**Overview**
We are interested in categorizing different types of /reasons for deletions of uploaded media files (how: based on analysis of a sample of filed deletion requests). Once we understand the main reasons, and a rough proportion of deletion types, we can identify most problematic ones and prioritize improvements focused on minimizing their in-flow.
This is part of [[ https://docs.google.com/document/d/1qBWhT5O-47P8xzRxoLpjZ9UaoUzSAt5ZAOnrZwX8nqs/edit | Design research on Commons ]]. We would first do a programmatic analysis and then ask the design research for qualitative analysis on top.
USeful infformation about the baselines for uploads and some deletion request ratios can be found in comments here https://phabricator.wikimedia.org/T337466
**Requirements**
Step 1: Preliminary analysis
- Which data can we get about a deletion request?
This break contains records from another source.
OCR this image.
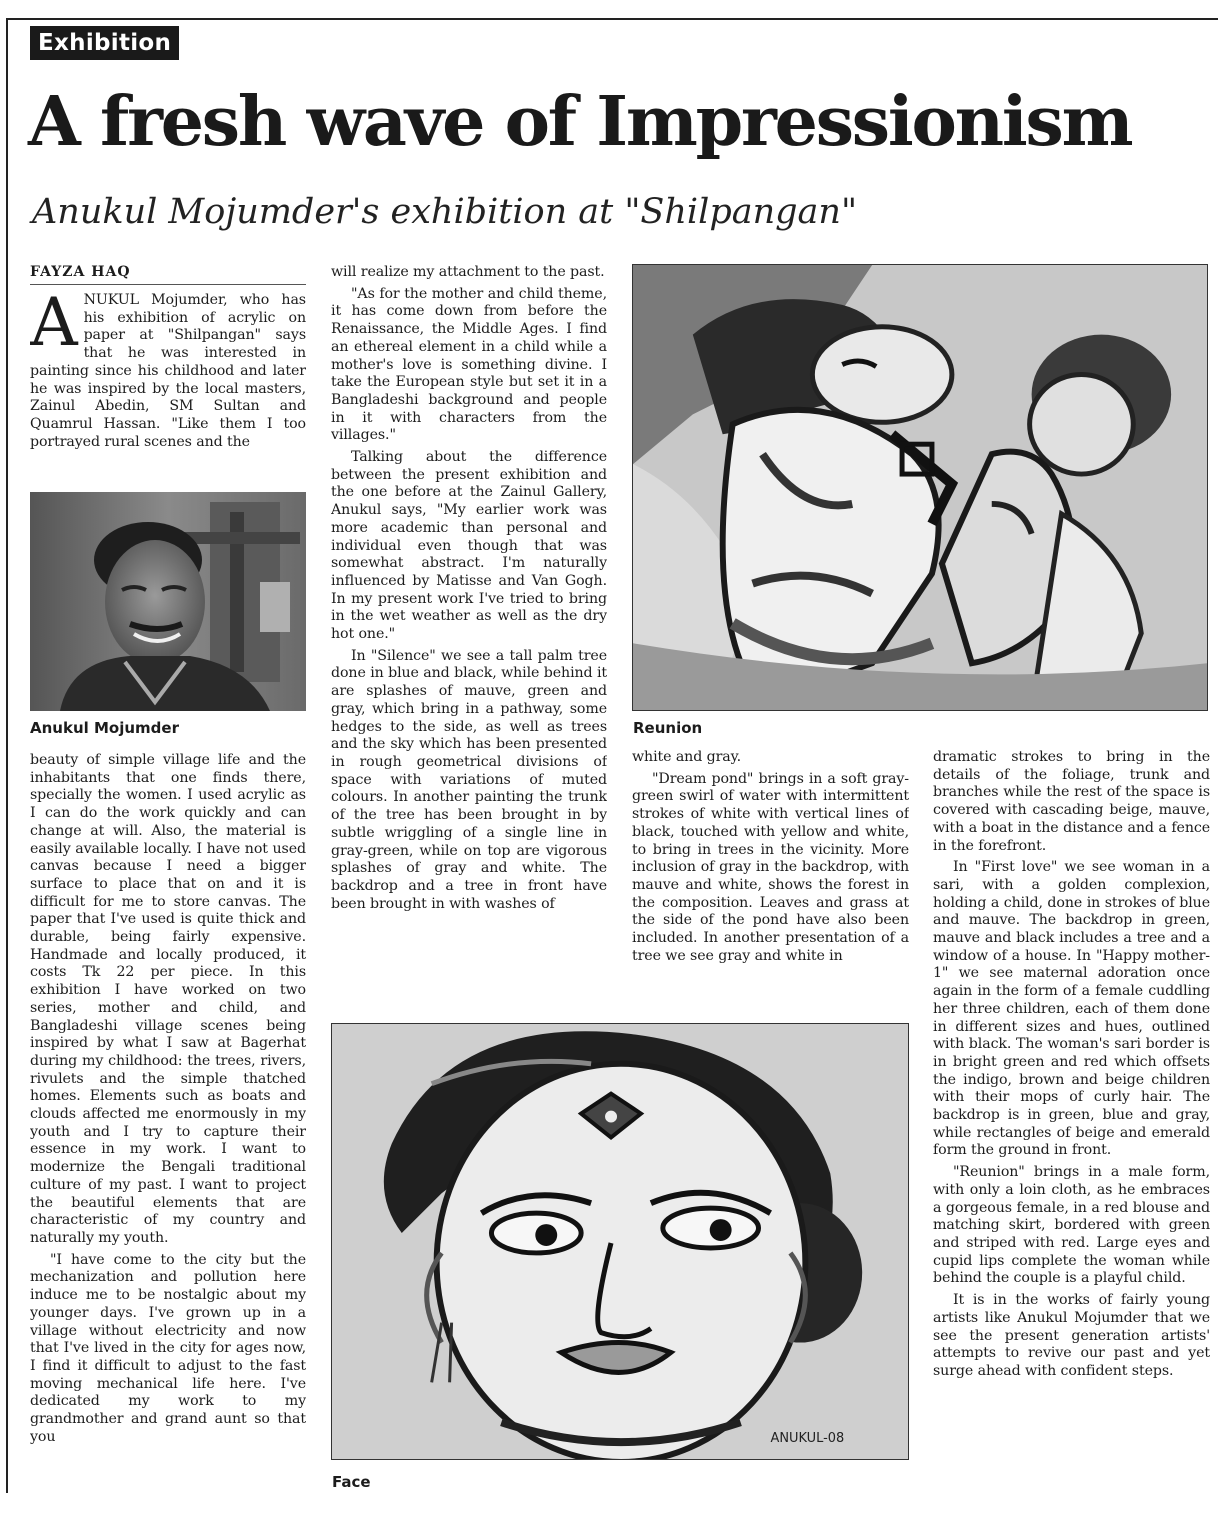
Exhibition
A fresh wave of Impressionism
Anukul Mojumder's exhibition at "Shilpangan"
FAYZA HAQ

ANUKUL Mojumder, who has his exhibition of acrylic on paper at "Shilpangan" says that he was interested in painting since his childhood and later he was inspired by the local masters, Zainul Abedin, SM Sultan and Quamrul Hassan. "Like them I too portrayed rural scenes and the

Anukul Mojumder

beauty of simple village life and the inhabitants that one finds there, specially the women. I used acrylic as I can do the work quickly and can change at will. Also, the material is easily available locally. I have not used canvas because I need a bigger surface to place that on and it is difficult for me to store canvas. The paper that I've used is quite thick and durable, being fairly expensive. Handmade and locally produced, it costs Tk 22 per piece. In this exhibition I have worked on two series, mother and child, and Bangladeshi village scenes being inspired by what I saw at Bagerhat during my childhood: the trees, rivers, rivulets and the simple thatched homes. Elements such as boats and clouds affected me enormously in my youth and I try to capture their essence in my work. I want to modernize the Bengali traditional culture of my past. I want to project the beautiful elements that are characteristic of my country and naturally my youth.

"I have come to the city but the mechanization and pollution here induce me to be nostalgic about my younger days. I've grown up in a village without electricity and now that I've lived in the city for ages now, I find it difficult to adjust to the fast moving mechanical life here. I've dedicated my work to my grandmother and grand aunt so that you

will realize my attachment to the past.

"As for the mother and child theme, it has come down from before the Renaissance, the Middle Ages. I find an ethereal element in a child while a mother's love is something divine. I take the European style but set it in a Bangladeshi background and people in it with characters from the villages."

Talking about the difference between the present exhibition and the one before at the Zainul Gallery, Anukul says, "My earlier work was more academic than personal and individual even though that was somewhat abstract. I'm naturally influenced by Matisse and Van Gogh. In my present work I've tried to bring in the wet weather as well as the dry hot one."

In "Silence" we see a tall palm tree done in blue and black, while behind it are splashes of mauve, green and gray, which bring in a pathway, some hedges to the side, as well as trees and the sky which has been presented in rough geometrical divisions of space with variations of muted colours. In another painting the trunk of the tree has been brought in by subtle wriggling of a single line in gray-green, while on top are vigorous splashes of gray and white. The backdrop and a tree in front have been brought in with washes of

Reunion

white and gray.

"Dream pond" brings in a soft gray-green swirl of water with intermittent strokes of white with vertical lines of black, touched with yellow and white, to bring in trees in the vicinity. More inclusion of gray in the backdrop, with mauve and white, shows the forest in the composition. Leaves and grass at the side of the pond have also been included. In another presentation of a tree we see gray and white in

dramatic strokes to bring in the details of the foliage, trunk and branches while the rest of the space is covered with cascading beige, mauve, with a boat in the distance and a fence in the forefront.

In "First love" we see woman in a sari, with a golden complexion, holding a child, done in strokes of blue and mauve. The backdrop in green, mauve and black includes a tree and a window of a house. In "Happy mother-1" we see maternal adoration once again in the form of a female cuddling her three children, each of them done in different sizes and hues, outlined with black. The woman's sari border is in bright green and red which offsets the indigo, brown and beige children with their mops of curly hair. The backdrop is in green, blue and gray, while rectangles of beige and emerald form the ground in front.

"Reunion" brings in a male form, with only a loin cloth, as he embraces a gorgeous female, in a red blouse and matching skirt, bordered with green and striped with red. Large eyes and cupid lips complete the woman while behind the couple is a playful child.

It is in the works of fairly young artists like Anukul Mojumder that we see the present generation artists' attempts to revive our past and yet surge ahead with confident steps.

ANUKUL-08
Face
Before proceeding to the sampling and analyses, send an example with all data we can get to Sneha and Alexandra for review and discussion about which data to include in the analysis
Step 2: Analysis a sample
Retrieve a random sample of 1000 deletion requests over the last year and try to categorise based on the following parameters:
- Type of deletion request (speedy or regular)
- Time to resolve (speedy is immediate, for regular for example the following classes: up to 2 weeks, 2 weeks to 1 months, 1 month +, haven't been resolved)
- Reasons - see reasons in this [[ https://docs.google.com/document/d/1jxyyui4onla8cO0ub0Zrw9fKApHmulu_f0Tf8xENqlY/edit | write-up ]]. Implementation note: Reasons for deletion requests should have tags, so can probably use those
Questions we want to answer:
Share/% of each deletion class
What are the reasons most commonly reported within in each class
Is there any correlation between e.g. time to close and specific reasons?
Step 3: We would like to ensure that the analysis is representative and not biased to the latest 1000 deletion requests. As such, we would like to run the same analysis for several historical samples to minimize bias.